COMP 273
The Magic of the Humanities: Reading novels, speaking languages, and traveling Spring 2025
Division I W Writing Skills D Difference, Power, and Equity
Cross-listed GBST 273

Class Details

What kind of Humanities courses should a liberal arts student take today? How do literature, language, and art fit into your professional and personal present and future? How about study away and intercultural immersion? What subjects were popular 150 or 20 years ago, and what factors shaped these changes? What can this long view tell us about the present? We will kick off with a close look at the history of Williams College, and will blend materials from the college archives with other sources. Along with our Williams examples, we will read several novels and articles, see films, listen to music, and study cultural moments in the United States and abroad when interest in the Humanities flourished (for example, the GI Bill) and others when their value has been questioned, censored or come under threat (from the McCarthy era to AI). We will also consider how many people without the advantages of the liberal arts education model have become writers, artists, or leaders independently. Each student will embark on a unique semester-long research project that seeks to explore a facet of the value of the Humanities in today’s global world.
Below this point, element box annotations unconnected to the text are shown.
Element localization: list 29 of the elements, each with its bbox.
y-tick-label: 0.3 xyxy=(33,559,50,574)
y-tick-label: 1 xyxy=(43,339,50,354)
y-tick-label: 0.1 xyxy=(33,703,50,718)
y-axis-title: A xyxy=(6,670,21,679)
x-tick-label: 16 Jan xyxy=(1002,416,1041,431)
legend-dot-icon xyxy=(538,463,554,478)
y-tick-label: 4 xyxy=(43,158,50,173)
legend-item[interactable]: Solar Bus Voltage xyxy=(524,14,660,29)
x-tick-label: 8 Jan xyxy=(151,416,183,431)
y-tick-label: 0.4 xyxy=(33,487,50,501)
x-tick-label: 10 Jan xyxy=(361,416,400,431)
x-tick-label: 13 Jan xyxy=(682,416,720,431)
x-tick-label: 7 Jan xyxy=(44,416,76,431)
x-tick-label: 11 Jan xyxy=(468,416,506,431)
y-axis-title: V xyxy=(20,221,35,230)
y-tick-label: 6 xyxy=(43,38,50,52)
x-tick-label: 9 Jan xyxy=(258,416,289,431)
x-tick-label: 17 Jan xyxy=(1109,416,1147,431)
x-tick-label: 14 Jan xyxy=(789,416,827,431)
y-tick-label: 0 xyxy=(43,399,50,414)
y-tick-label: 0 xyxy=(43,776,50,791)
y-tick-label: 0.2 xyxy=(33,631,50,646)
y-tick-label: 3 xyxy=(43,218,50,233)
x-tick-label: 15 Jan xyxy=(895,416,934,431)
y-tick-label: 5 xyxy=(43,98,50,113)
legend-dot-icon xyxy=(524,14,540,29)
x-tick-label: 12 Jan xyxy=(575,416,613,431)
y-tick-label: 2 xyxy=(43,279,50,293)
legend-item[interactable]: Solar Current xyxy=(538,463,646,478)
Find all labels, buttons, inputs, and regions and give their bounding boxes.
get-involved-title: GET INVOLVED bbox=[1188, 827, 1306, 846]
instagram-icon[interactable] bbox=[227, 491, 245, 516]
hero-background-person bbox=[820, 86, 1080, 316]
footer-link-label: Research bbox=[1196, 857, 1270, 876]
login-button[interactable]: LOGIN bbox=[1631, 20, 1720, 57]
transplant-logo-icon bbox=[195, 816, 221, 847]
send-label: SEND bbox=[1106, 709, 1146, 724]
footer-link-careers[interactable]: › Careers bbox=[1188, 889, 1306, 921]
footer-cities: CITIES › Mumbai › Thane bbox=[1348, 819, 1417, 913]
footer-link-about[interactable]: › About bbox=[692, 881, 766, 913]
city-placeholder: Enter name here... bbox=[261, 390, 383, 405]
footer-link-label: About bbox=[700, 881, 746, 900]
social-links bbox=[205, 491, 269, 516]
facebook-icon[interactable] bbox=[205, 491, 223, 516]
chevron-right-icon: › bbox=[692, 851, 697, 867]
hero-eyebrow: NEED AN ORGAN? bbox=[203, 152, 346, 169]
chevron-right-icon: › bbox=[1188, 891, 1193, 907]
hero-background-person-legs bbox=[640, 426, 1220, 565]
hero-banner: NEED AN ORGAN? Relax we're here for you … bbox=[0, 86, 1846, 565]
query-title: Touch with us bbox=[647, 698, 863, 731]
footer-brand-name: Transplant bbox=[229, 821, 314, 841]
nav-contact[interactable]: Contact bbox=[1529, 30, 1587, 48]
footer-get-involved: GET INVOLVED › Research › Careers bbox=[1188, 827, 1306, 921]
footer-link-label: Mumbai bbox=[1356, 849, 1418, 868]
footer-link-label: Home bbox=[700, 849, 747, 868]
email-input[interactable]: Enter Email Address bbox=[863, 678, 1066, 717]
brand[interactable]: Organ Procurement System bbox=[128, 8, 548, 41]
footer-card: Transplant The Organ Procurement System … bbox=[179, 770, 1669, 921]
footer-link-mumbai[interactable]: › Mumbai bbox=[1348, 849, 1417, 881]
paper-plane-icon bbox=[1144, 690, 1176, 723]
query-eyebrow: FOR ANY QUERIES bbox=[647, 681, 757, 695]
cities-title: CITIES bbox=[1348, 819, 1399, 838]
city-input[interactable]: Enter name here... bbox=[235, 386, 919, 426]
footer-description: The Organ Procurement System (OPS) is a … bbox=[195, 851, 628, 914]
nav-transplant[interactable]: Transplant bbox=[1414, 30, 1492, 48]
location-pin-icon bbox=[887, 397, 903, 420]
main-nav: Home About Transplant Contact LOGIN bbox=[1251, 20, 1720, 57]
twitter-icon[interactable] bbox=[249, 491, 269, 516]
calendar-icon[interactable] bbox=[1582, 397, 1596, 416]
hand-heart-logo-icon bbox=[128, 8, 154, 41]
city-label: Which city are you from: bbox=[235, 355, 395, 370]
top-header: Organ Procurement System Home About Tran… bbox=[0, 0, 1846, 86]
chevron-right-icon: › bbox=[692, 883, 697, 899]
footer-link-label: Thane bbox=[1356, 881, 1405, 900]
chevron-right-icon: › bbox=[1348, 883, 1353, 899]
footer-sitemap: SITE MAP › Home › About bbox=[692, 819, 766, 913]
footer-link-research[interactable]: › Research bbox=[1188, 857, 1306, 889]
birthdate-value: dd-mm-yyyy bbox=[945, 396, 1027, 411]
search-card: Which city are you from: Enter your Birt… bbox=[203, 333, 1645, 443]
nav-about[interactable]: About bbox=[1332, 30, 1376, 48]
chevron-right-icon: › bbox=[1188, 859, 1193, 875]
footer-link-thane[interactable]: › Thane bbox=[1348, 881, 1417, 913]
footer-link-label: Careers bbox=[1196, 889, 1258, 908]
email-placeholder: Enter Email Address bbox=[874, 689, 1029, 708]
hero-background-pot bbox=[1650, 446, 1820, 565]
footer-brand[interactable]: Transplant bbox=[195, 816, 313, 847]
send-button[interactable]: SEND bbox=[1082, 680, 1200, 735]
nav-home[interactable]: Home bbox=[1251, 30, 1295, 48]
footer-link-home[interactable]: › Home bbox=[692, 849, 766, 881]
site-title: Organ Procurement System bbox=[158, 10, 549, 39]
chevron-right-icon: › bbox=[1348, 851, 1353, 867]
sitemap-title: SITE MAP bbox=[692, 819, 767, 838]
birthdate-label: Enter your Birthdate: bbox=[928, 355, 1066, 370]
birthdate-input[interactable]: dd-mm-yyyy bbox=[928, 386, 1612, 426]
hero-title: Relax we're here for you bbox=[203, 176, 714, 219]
The Class: Format: seminar
Limit: 18
Expected: 18
Class#: 3668
Grading: no pass/fail option, no fifth course option
Requirements/Evaluation: A semester-long research project, engaged daily class participation, midterm presentation of research, final paper, two in-class presentations (one in pairs, one individual), discussion leading.
Prerequisites: None
Enrollment Preferences: Open to all students. If overenrolled, instructor will send out a survey to determine enrollment in the course.
Materials/Lab Fee: None
Distributions: Divison I Writing Skills Difference, Power, and Equity
Notes: This course is cross-listed and the prefixes carry the following divisional credit:
COMP 273 Division I GBST 273 Division II
WS Notes: Students will embark on a semester-long independent research project and they will submit drafts and present their work to the class at different points throughout the Spring. These projects will be like "mini-theses" with proposals, bibliographies, and shorter assignments that will be submitted and revised to be used as the basis for the final paper . Expected length of total assignments 20 pp.
DPE Notes: One of the goals of this course is to consider the democratizing role the humanities play within a Liberal Arts education, and the role of this type of education in the larger context of the world we live in. Is the pursuit of the study of literature, languages, and the arts in sync with career readiness goals that students are, very reasonably, concerned with? We will explore this and related questions.This course proposes the humanities as a space for all, not a luxury for the privileged few.